Post  Admin on Sun Mar 16, 2008 5:24 pm

TV infomercials are screened 24/7 with everything from cook wear to magic beads. There is a fair assortment of fitness and fat loss related products available, how do you spot a dust collecting machine from an invaluable tool that actually gets you the results you are looking for?

By Tim Goodwin

Infomercials for Fat Loss products captivate even a seasoned Fitness Professional from Luxembourg. As I stood and got sucked in by the TV screen, despite it being in German, a language I am not at all familiar with, I wondered how many people to decide to buy these products!

What was I watching!!!

Hell, as a fairly cynical viewer of adverts I was surprised about how easily drawn in I was, which made me wonder how many people get hooked in to those “fitness” products that promise so much but rarely deliver.

Don’t get me wrong I have actually seen some genuinely good products advertised… …so how can you spot a pointless gadget that will gether dust under your bed, from a practical tool that can help?

1. If it promises to help you lose weight by simply sitting in your sofa, vibrating your flab away, OR, giving you 60 electric shocks a minute, make sure your remote is close to hand to zap the TV instead!

2. If the promise is to burn fat from ONLY your butt, hips and thighs, please avoid this obvious spot reducing LIE! You know that it is impossible to just lose fat from your abs by just doing ab exercises?
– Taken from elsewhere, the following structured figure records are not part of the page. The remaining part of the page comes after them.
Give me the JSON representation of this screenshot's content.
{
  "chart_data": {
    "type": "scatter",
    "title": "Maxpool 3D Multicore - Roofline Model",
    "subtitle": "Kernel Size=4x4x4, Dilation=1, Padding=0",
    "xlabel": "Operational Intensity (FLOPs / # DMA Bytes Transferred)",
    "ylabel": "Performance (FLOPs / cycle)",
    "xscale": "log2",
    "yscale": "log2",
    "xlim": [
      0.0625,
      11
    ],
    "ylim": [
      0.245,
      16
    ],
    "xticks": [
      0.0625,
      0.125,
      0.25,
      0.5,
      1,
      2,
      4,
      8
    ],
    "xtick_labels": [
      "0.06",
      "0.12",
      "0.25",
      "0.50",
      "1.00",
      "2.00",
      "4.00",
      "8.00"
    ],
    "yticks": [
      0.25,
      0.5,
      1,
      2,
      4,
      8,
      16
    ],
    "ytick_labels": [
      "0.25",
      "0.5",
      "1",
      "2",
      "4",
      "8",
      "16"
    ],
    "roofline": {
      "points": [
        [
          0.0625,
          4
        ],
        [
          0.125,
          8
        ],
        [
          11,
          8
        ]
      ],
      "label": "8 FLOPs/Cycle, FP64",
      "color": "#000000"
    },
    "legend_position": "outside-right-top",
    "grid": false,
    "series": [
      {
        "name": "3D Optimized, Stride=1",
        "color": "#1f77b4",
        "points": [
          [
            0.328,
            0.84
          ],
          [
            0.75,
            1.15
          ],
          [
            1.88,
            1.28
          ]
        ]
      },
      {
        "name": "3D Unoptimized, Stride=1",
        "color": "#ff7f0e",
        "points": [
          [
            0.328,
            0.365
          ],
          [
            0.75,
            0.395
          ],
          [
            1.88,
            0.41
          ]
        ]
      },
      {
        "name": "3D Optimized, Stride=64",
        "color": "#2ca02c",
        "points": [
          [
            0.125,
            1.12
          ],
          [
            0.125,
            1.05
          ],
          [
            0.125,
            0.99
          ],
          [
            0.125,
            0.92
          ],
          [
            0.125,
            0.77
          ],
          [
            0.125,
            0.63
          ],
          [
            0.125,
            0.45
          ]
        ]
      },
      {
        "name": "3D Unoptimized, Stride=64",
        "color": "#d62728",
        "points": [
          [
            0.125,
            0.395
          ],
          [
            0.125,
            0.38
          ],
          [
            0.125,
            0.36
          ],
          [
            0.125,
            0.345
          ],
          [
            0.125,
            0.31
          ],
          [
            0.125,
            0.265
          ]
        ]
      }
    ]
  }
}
If it did work, all the guys and girls doing hundreds of crunches a day, would have perfect abs, but a flabby butt!

3. Take a close look at the before and after photos, the colours and lighting used on the photos is designed to trick the eye. The business of infomercials has become extremely smart with this now, the pictures used on the before and after shots are taken on the same day. It is relatively easy to blow out your stomach, round your shoulders forward and puff your cheeks out to make yourself look fat. Then simply stand up tall with good posture and suck in your stomach for a remarkably different look. Add in to this the lighting, some clever makup and you’ll get yourself a super model in 5 minutes!

4. Take a note of all the small print at the bottom of the screen, relating to results only possible with a strict calorie controlled diet! Yup, the machine is not gonna do it all for you! You can’t out train a bad diet!
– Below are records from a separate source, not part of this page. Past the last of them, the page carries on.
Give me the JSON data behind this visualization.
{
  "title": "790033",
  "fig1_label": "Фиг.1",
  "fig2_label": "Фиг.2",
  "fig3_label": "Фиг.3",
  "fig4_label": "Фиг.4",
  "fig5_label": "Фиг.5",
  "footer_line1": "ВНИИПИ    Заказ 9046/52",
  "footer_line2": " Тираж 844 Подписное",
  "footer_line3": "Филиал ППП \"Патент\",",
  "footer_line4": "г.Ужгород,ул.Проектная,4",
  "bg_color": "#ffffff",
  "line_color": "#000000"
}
5. If it focusses on just one movement, normally flexion (bending) of the torso to “work” your abs, lock away your credit card. You do know that focussing all your training on this tiny strip of muscle is wasting your time and likely to cause imbalances in your body and higher risks of back injuries!

Yep, I got sucked in by the bronzed bodies and ripped abs. Before we get carried away and pick up the phone, do a quick reality check as we know most of these things don’t work. However, good honest hard workouts and sensible eating habits are the obvious solution that we already know.